SVM Dual Formulation

The optimization problem is often solved using its dual formulation. The dual problem focuses on finding the Lagrange multipliers $\alpha_i$ that satisfy the following:

$$ \max_{\alpha} \sum_{i=1}^{n} \alpha_i - \frac{1}{2} \sum_{i=1}^{n} \sum_{j=1}^{n} \alpha_i \alpha_j y_i y_j K(\mathbf{x}_i, \mathbf{x}_j) $$

subject to:

$$ 0 \leq \alpha_i \leq C \quad \forall i $$

and

$$ \sum_{i=1}^{n} \alpha_i y_i = 0 $$

where $K(\mathbf{x}_i, \mathbf{x}_j)$ is the kernel function that computes the dot product in the transformed feature space.
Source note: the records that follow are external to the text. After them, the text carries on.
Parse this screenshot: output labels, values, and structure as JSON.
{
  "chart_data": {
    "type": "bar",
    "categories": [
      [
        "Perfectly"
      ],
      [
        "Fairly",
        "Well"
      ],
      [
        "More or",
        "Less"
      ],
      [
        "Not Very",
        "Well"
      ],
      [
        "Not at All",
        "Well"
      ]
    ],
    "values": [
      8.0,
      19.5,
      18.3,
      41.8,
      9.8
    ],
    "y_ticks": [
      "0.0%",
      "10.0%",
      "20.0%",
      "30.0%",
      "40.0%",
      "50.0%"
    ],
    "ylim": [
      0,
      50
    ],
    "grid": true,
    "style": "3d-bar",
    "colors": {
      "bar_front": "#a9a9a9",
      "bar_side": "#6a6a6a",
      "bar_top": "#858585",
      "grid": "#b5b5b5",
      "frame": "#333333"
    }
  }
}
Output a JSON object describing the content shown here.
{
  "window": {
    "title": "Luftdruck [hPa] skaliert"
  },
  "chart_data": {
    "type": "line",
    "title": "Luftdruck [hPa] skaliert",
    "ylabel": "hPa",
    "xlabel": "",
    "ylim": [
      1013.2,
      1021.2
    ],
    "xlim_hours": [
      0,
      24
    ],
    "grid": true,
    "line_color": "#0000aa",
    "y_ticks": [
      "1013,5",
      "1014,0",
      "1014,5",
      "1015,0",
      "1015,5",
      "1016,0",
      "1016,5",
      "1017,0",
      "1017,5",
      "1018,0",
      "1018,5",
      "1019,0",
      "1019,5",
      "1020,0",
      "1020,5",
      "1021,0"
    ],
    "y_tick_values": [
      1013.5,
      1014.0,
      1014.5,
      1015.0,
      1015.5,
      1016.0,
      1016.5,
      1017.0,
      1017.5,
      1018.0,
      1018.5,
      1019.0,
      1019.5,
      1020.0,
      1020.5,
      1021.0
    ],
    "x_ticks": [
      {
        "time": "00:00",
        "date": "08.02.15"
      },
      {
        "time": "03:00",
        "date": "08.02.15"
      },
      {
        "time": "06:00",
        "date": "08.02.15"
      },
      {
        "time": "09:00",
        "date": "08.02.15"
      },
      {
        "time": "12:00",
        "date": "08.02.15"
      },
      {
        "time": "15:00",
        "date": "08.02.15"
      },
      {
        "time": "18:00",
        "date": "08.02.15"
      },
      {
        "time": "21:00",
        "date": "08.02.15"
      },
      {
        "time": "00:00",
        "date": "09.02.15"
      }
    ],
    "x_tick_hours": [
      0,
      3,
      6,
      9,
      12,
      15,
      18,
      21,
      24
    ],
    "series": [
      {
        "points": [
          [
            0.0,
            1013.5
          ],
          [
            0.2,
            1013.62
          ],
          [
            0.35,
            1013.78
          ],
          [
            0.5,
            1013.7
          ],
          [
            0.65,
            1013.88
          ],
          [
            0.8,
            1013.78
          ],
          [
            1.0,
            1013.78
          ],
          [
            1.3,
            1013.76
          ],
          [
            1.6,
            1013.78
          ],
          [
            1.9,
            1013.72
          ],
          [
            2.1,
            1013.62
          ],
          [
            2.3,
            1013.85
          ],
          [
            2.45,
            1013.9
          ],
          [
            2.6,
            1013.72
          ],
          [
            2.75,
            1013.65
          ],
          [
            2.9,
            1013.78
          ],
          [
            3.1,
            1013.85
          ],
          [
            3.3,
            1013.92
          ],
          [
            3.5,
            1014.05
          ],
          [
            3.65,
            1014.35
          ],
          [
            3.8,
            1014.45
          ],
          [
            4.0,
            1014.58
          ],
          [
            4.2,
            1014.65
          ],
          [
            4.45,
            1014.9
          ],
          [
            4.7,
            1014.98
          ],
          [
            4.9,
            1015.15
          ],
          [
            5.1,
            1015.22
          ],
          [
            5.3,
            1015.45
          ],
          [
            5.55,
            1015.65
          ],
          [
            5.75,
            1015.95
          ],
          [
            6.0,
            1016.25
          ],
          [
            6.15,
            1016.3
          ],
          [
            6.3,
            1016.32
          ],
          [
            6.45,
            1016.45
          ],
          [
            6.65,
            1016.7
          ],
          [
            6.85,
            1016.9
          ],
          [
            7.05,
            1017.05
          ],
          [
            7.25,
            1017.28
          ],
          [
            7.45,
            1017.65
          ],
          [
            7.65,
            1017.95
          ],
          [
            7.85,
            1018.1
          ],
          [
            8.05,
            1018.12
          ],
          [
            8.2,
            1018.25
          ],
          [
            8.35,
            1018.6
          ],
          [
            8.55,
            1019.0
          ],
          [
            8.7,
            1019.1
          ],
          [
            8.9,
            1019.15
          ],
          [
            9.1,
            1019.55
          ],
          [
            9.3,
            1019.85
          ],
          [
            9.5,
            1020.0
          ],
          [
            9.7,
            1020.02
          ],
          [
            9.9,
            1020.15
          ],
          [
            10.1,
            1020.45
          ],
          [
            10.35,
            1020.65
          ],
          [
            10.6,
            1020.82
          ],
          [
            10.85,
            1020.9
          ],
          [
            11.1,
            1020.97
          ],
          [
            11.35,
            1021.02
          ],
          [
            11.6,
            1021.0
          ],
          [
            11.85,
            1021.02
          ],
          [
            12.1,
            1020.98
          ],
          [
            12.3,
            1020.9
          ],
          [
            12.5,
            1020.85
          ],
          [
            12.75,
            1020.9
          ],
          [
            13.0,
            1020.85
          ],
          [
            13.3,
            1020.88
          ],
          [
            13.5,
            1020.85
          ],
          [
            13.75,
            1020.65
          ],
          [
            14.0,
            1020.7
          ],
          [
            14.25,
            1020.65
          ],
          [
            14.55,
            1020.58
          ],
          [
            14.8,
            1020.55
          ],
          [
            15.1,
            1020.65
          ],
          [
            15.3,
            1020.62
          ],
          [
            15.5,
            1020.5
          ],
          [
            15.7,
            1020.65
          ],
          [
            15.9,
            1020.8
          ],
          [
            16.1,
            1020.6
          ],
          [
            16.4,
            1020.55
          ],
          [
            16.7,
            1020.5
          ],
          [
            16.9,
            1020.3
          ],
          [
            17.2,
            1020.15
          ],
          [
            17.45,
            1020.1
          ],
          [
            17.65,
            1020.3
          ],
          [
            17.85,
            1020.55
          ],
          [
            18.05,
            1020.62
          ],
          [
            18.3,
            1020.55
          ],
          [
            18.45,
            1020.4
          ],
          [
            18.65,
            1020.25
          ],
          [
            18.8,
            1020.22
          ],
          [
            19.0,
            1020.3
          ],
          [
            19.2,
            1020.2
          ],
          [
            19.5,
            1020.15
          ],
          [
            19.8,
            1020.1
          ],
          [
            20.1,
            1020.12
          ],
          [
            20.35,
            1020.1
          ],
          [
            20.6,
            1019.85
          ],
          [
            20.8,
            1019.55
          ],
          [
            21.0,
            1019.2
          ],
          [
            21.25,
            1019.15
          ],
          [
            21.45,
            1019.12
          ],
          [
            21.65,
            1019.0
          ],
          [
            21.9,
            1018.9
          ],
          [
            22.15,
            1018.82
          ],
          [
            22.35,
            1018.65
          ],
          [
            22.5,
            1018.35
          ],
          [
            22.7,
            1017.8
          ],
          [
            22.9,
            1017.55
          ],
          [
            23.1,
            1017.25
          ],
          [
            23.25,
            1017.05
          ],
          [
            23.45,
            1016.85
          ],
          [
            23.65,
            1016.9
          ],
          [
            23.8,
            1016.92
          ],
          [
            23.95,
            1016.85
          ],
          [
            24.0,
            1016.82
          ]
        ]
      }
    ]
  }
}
Sequential Minimal Optimization

The SMO algorithm works as follows:

Initialize the Lagrange multipliers $\alpha_i$ to zero.
item Repeat until convergence:
1. Select two multipliers $\alpha_i$ and $\alpha_j$ that violate the Karush-Kuhn-Tucker (KKT) conditions.
2. Solve the optimization problem for these two multipliers while keeping the others fixed.
3. Update the multipliers and the corresponding weight vector $\mathbf{w}$ and bias term $b$.
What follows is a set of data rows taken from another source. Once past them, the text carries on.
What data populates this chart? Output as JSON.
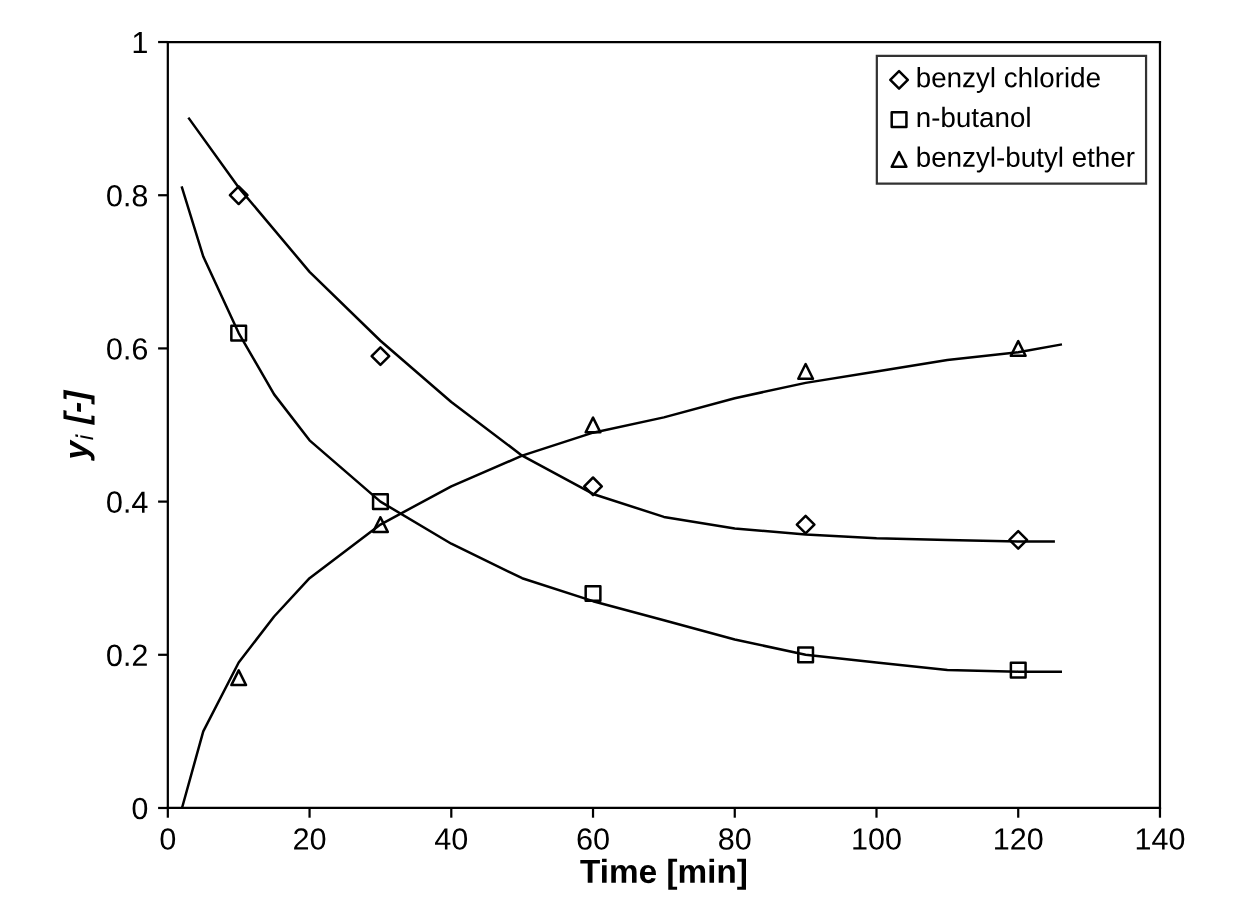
{
  "chart_data": {
    "type": "scatter",
    "xlabel": "Time [min]",
    "ylabel": "y$_{i}$ [-]",
    "xlim": [
      0,
      140
    ],
    "ylim": [
      0,
      1
    ],
    "xticks": [
      0,
      20,
      40,
      60,
      80,
      100,
      120,
      140
    ],
    "yticks": [
      0,
      0.2,
      0.4,
      0.6,
      0.8,
      1
    ],
    "legend": "top right",
    "grid": false,
    "series": [
      {
        "name": "benzyl chloride",
        "marker": "diamond",
        "color": "#000000",
        "x": [
          10,
          30,
          60,
          90,
          120
        ],
        "values": [
          0.8,
          0.59,
          0.42,
          0.37,
          0.35
        ]
      },
      {
        "name": "n-butanol",
        "marker": "square",
        "color": "#000000",
        "x": [
          10,
          30,
          60,
          90,
          120
        ],
        "values": [
          0.62,
          0.4,
          0.28,
          0.2,
          0.18
        ]
      },
      {
        "name": "benzyl-butyl ether",
        "marker": "triangle",
        "color": "#000000",
        "x": [
          10,
          30,
          60,
          90,
          120
        ],
        "values": [
          0.17,
          0.37,
          0.5,
          0.57,
          0.6
        ]
      },
      {
        "type": "line",
        "marker": "none",
        "color": "#000000",
        "x": [
          3,
          10,
          20,
          30,
          40,
          50,
          60,
          70,
          80,
          90,
          100,
          110,
          120,
          125
        ],
        "values": [
          0.9,
          0.81,
          0.7,
          0.61,
          0.53,
          0.46,
          0.41,
          0.38,
          0.365,
          0.357,
          0.352,
          0.35,
          0.348,
          0.348
        ]
      },
      {
        "type": "line",
        "marker": "none",
        "color": "#000000",
        "x": [
          2,
          5,
          10,
          15,
          20,
          30,
          40,
          50,
          60,
          70,
          80,
          90,
          100,
          110,
          120,
          126
        ],
        "values": [
          0.81,
          0.72,
          0.62,
          0.54,
          0.48,
          0.4,
          0.345,
          0.3,
          0.27,
          0.245,
          0.22,
          0.2,
          0.19,
          0.18,
          0.178,
          0.178
        ]
      },
      {
        "type": "line",
        "marker": "none",
        "color": "#000000",
        "x": [
          2,
          5,
          10,
          15,
          20,
          30,
          40,
          50,
          60,
          70,
          80,
          90,
          100,
          110,
          120,
          126
        ],
        "values": [
          0,
          0.1,
          0.19,
          0.25,
          0.3,
          0.37,
          0.42,
          0.46,
          0.49,
          0.51,
          0.535,
          0.555,
          0.57,
          0.585,
          0.595,
          0.605
        ]
      }
    ]
  }
}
The advantage of the SMO algorithm is that it decomposes the large quadratic programming problem into a series of smaller problems that are easier and faster to solve.
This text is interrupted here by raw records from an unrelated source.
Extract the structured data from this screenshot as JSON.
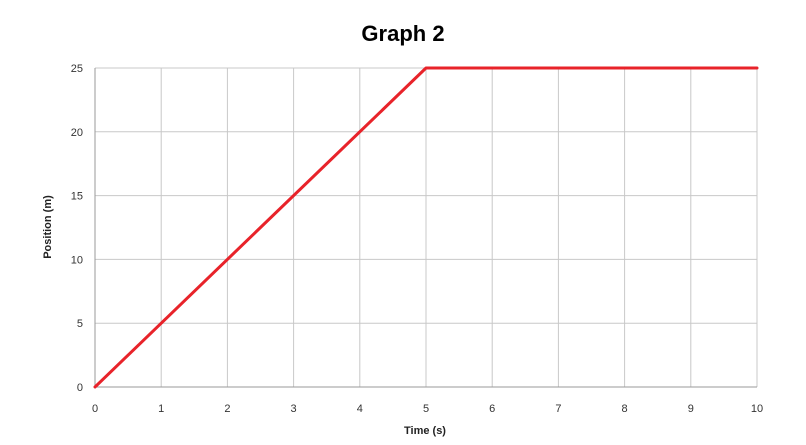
{
  "chart_data": {
    "type": "line",
    "title": "Graph 2",
    "xlabel": "Time (s)",
    "ylabel": "Position (m)",
    "x_ticks": [
      "0",
      "1",
      "2",
      "3",
      "4",
      "5",
      "6",
      "7",
      "8",
      "9",
      "10"
    ],
    "y_ticks": [
      "0",
      "5",
      "10",
      "15",
      "20",
      "25"
    ],
    "xlim": [
      0,
      10
    ],
    "ylim": [
      0,
      25
    ],
    "grid": true,
    "legend": "none",
    "series": [
      {
        "color": "#e8232a",
        "x": [
          0,
          5,
          10
        ],
        "y": [
          0,
          25,
          25
        ]
      }
    ]
  }
}
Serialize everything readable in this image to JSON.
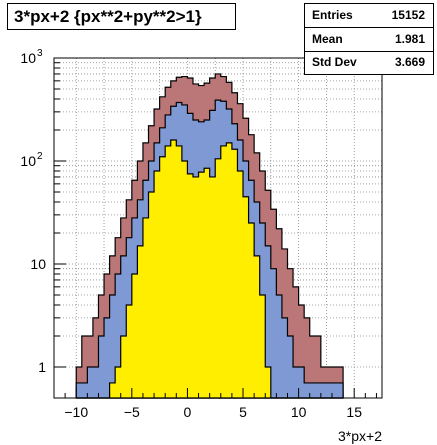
{
  "title": "3*px+2 {px**2+py**2>1}",
  "stats": {
    "rows": [
      {
        "label": "Entries",
        "value": "15152"
      },
      {
        "label": "Mean",
        "value": "1.981"
      },
      {
        "label": "Std Dev",
        "value": "3.669"
      }
    ]
  },
  "colors": {
    "outer": "#bb7777",
    "middle": "#7f99d4",
    "inner": "#ffee00",
    "line": "#000000"
  },
  "chart_data": {
    "type": "bar",
    "title": "3*px+2 {px**2+py**2>1}",
    "xlabel": "3*px+2",
    "ylabel": "",
    "xlim": [
      -12,
      17.5
    ],
    "ylim": [
      0.5,
      1000
    ],
    "yscale": "log",
    "grid": true,
    "xticks": [
      "−10",
      "−5",
      "0",
      "5",
      "10",
      "15"
    ],
    "xtick_values": [
      -10,
      -5,
      0,
      5,
      10,
      15
    ],
    "yticks": [
      "1",
      "10",
      "10²",
      "10³"
    ],
    "ytick_values": [
      1,
      10,
      100,
      1000
    ],
    "x": [
      -9.75,
      -9.25,
      -8.75,
      -8.25,
      -7.75,
      -7.25,
      -6.75,
      -6.25,
      -5.75,
      -5.25,
      -4.75,
      -4.25,
      -3.75,
      -3.25,
      -2.75,
      -2.25,
      -1.75,
      -1.25,
      -0.75,
      -0.25,
      0.25,
      0.75,
      1.25,
      1.75,
      2.25,
      2.75,
      3.25,
      3.75,
      4.25,
      4.75,
      5.25,
      5.75,
      6.25,
      6.75,
      7.25,
      7.75,
      8.25,
      8.75,
      9.25,
      9.75,
      10.25,
      10.75,
      11.25,
      11.75,
      12.25,
      12.75,
      13.25,
      13.75
    ],
    "series": [
      {
        "values": [
          1,
          2,
          2,
          3,
          5,
          8,
          12,
          18,
          28,
          42,
          65,
          100,
          150,
          220,
          320,
          420,
          520,
          600,
          650,
          660,
          640,
          560,
          540,
          570,
          640,
          700,
          660,
          580,
          460,
          360,
          260,
          180,
          120,
          80,
          52,
          34,
          22,
          14,
          9,
          6,
          4,
          3,
          2,
          2,
          1,
          1,
          1,
          1
        ]
      },
      {
        "values": [
          0.7,
          0.7,
          1,
          1,
          2,
          3,
          5,
          8,
          12,
          18,
          28,
          42,
          65,
          100,
          150,
          210,
          280,
          340,
          370,
          350,
          290,
          250,
          240,
          250,
          310,
          390,
          380,
          320,
          230,
          160,
          100,
          65,
          40,
          25,
          15,
          9,
          5,
          3,
          2,
          1,
          1,
          0.7,
          0.7,
          0.7,
          0.7,
          0.7,
          0.7,
          0.7
        ]
      },
      {
        "values": [
          0,
          0,
          0,
          0,
          0,
          0,
          0.7,
          1,
          2,
          4,
          8,
          15,
          28,
          50,
          80,
          110,
          140,
          160,
          140,
          100,
          75,
          70,
          78,
          85,
          70,
          105,
          140,
          150,
          130,
          80,
          45,
          25,
          12,
          5,
          1,
          0,
          0,
          0,
          0,
          0,
          0,
          0,
          0,
          0,
          0,
          0,
          0,
          0
        ]
      }
    ]
  }
}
The optimization of two Lagrange multipliers $\alpha_i$ and $\alpha_j$ can be expressed as:

$$ \max_{\alpha_i, \alpha_j} \left( \alpha_i + \alpha_j - \frac{1}{2} \left( \alpha_i^2 K(\mathbf{x}_i, \mathbf{x}_i) + \alpha_j^2 K(\mathbf{x}_j, \mathbf{x}_j) + 2 \alpha_i \alpha_j K(\mathbf{x}_i, \mathbf{x}_j) \right) \right) $$

subject to the constraints:

$$ 0 \leq \alpha_i, \alpha_j \leq C $$

and

$$ y_i \alpha_i + y_j \alpha_j = \text{constant} $$

This quadratic optimization problem in two variables is much simpler to solve, and the SMO algorithm iteratively updates the multipliers to find the optimal solution.

References

[1] V. K. Chauhan, K. Dahiya, and A. Sharma. Problem formulations and solvers in linear svm: a review. Artificial Intelligence Review, 52(2):803–855, 2019.

[2] J. Platt. Sequential minimal optimization: A fast algorithm for training support vector machines. 1998.